Republicans and supporters of the project said the timing wasn’t a coincidence, as Obama was pressurised by environmental groups who had said they may not mobilise to help Obama win re- election if he approved the pipeline.

“Calling for a new route is nothing but a thinly veiled attempt to avoid upsetting the president’s political base before the election,” House Speaker John Boehner, an Ohio Republican, said in a statement.  “This is clearly a political decision, and everyone knows it,” Thomas Donohue, president and chief executive officer of the U.S. Chamber of Commerce, the nation’s largest business lobbying group, said today in an e-mailed statement. “Unfortunately, it will immediately cost more than 20,000 Americans an opportunity to get a job working on the pipeline and hundreds of thousands more jobs in the future.”

Election-year politics played no role in the decision, a State Department official said today.

President Obama said the 1,661-mile pipeline is likely to affect the health and safety of the American people as well as the environment. The 1,661-mile (2,673-kilometer) pipeline would deliver 700,000 barrels a day of crude from Alberta’s oil sands to the Gulf of Mexico by crossing Montana, South Dakota, Nebraska, Kansas, Oklahoma and Texas.

The administration is keen to point out Obama’s other environmental accomplishments, which haven’t gotten the attention the president’s aides would like. The Recovery Act funded considerable leaps in renewable energy and efficiency research. Mandates on fuel standards will nearly double mileage efficiency by 2025, in turn reducing fossil-fuel consumption.

The decision allows the administration to delay a final approval past next year’s election thus avoiding a lose-lose decision certain to be politically unpopular.

While the decision may be popular with part of his base it further demonstrates charges that the president is more concerned with his own re-election chances then reviving the employment fortunes of the nation.

The decision to delay marks a success for environmental campaigners who have mustered growing opposition to the project, raising concerns about the danger of leaks from the 1,700 mile pipeline including actor Robert Redford who added his support to the campaign.

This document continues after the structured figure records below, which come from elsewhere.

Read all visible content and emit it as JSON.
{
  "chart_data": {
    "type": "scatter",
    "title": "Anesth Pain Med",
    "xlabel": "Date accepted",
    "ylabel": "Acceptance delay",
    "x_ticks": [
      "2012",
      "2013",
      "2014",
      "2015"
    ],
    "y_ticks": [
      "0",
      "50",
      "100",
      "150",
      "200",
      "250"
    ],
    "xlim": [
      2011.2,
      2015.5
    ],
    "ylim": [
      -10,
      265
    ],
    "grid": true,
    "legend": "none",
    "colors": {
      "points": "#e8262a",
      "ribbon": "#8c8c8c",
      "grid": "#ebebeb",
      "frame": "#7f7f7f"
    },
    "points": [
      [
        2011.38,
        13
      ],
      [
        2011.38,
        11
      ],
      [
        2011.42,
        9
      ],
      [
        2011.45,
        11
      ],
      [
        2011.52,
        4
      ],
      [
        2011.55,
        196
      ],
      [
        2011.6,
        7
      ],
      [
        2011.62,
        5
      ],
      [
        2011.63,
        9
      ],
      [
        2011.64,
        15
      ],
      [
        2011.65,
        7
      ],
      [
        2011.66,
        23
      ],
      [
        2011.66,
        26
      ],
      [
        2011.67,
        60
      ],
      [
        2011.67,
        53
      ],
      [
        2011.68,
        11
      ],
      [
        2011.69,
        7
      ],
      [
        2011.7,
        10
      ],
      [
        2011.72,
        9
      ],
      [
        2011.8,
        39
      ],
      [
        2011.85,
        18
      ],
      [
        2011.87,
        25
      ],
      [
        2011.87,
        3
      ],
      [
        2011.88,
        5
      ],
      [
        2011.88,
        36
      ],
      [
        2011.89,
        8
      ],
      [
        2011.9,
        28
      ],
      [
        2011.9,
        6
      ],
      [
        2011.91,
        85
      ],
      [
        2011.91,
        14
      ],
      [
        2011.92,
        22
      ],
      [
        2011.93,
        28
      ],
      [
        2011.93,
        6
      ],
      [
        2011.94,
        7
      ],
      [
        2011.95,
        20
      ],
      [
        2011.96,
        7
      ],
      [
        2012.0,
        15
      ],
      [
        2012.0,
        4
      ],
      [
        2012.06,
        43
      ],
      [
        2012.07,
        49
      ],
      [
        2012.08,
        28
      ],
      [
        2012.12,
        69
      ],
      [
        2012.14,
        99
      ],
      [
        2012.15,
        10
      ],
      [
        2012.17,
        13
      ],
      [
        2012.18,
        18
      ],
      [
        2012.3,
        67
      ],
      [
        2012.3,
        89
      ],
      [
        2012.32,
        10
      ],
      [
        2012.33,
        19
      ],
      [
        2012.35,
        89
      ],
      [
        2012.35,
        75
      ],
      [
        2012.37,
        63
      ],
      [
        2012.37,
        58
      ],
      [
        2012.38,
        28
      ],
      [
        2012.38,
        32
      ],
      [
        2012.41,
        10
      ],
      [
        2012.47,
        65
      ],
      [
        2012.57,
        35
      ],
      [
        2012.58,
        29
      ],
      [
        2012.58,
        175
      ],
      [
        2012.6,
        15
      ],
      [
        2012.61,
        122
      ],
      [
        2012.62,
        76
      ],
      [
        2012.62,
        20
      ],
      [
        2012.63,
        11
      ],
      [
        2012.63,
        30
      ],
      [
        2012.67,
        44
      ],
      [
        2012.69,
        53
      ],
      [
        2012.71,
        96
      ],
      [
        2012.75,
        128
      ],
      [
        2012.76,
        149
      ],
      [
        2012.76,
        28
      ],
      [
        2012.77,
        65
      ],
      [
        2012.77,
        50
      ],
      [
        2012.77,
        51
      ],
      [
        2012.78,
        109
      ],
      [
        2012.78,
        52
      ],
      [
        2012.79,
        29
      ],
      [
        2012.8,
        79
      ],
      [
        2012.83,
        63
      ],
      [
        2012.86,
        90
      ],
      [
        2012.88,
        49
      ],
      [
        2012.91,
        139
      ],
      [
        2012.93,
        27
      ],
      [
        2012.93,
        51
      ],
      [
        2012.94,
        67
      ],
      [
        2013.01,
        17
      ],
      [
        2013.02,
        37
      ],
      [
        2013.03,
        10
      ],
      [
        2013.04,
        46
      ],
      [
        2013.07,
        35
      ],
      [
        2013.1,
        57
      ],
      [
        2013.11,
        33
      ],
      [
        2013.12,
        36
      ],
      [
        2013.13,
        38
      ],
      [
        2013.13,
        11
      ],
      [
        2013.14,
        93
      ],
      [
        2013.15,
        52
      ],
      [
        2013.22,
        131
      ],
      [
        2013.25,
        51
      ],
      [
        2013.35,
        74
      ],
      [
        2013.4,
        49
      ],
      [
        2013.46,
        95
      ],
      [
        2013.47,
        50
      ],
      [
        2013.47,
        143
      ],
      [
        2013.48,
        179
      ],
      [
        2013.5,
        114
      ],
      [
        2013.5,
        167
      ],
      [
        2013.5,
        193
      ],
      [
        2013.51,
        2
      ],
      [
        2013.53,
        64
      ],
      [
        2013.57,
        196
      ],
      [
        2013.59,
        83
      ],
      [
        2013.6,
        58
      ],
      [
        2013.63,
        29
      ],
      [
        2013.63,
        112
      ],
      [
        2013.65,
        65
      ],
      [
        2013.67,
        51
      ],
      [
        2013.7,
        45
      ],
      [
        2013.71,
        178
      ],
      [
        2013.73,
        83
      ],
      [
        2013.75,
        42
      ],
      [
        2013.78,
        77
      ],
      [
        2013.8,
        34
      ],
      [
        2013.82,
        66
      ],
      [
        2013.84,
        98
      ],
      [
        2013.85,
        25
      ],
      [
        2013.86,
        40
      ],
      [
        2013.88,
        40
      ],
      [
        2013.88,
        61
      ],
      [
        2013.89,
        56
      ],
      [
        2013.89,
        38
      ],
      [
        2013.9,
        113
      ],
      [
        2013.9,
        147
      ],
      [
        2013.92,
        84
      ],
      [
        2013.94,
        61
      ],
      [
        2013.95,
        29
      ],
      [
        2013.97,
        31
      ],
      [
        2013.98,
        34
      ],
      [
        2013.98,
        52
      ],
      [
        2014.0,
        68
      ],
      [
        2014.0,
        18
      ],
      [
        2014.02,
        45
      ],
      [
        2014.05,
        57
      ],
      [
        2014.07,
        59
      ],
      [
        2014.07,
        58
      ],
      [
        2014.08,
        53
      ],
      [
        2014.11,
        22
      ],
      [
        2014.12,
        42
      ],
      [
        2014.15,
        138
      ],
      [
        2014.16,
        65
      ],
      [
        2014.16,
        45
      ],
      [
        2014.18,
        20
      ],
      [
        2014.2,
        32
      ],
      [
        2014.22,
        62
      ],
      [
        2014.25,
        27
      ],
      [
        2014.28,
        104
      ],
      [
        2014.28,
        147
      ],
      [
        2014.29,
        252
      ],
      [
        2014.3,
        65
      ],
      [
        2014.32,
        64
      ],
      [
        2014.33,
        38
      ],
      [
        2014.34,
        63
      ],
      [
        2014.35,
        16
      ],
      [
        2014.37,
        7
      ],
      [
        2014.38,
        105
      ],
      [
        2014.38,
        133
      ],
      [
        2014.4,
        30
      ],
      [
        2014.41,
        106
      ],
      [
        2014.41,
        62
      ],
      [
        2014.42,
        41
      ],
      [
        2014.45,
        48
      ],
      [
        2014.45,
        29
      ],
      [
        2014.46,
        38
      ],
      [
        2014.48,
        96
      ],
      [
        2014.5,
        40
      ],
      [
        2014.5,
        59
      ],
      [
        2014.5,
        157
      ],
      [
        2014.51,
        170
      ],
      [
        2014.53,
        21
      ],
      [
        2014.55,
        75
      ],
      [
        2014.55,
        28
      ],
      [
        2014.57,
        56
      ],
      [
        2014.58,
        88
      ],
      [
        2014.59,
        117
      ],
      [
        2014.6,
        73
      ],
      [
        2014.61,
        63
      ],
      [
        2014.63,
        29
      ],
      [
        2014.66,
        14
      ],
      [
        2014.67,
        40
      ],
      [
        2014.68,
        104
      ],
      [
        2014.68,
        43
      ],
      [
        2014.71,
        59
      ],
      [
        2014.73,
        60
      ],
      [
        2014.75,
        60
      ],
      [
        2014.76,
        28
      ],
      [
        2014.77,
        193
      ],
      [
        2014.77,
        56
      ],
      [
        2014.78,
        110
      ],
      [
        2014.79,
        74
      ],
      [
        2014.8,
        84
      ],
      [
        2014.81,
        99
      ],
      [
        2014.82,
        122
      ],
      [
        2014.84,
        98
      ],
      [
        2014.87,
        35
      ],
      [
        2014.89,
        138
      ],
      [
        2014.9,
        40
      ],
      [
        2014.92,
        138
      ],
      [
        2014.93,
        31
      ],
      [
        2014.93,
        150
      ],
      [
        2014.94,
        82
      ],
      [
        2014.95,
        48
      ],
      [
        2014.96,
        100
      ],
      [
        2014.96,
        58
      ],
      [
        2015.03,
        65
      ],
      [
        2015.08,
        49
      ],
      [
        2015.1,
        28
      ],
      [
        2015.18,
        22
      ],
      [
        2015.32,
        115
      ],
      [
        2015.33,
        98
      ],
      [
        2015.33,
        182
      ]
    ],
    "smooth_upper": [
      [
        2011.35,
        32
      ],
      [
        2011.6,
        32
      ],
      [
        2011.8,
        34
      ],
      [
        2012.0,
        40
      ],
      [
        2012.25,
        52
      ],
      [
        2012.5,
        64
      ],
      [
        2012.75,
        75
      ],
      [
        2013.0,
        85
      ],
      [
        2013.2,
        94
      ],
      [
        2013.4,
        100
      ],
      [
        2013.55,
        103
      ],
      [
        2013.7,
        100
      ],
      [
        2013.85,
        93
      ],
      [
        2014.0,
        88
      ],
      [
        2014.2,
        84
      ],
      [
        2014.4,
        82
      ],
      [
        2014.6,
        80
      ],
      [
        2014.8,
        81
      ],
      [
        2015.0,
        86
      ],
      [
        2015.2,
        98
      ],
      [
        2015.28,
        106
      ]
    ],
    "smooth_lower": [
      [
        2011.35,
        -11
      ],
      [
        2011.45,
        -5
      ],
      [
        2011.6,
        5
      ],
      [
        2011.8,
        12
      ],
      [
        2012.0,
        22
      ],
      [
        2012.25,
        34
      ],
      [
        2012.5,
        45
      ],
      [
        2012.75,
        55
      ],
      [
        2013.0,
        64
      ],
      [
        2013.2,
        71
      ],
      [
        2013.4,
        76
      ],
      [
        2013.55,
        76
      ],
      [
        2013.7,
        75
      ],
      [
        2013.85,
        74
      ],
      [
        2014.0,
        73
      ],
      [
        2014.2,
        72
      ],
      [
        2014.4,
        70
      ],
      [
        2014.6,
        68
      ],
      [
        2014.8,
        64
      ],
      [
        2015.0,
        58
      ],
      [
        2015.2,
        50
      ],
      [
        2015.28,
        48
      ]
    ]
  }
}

Russ Girling, TransCanada’s chief executive, said: “This project is too important to the US economy, the Canadian economy and the national interest of the United States for it not to proceed.”

One has to argue, a punted decision by the Obama Administration, but as what cost to the economy and the president’s recent job creation rhetoric? The deferred decision will cost him personal and political credibility with many American’s already lacking confidence over his management of the economy.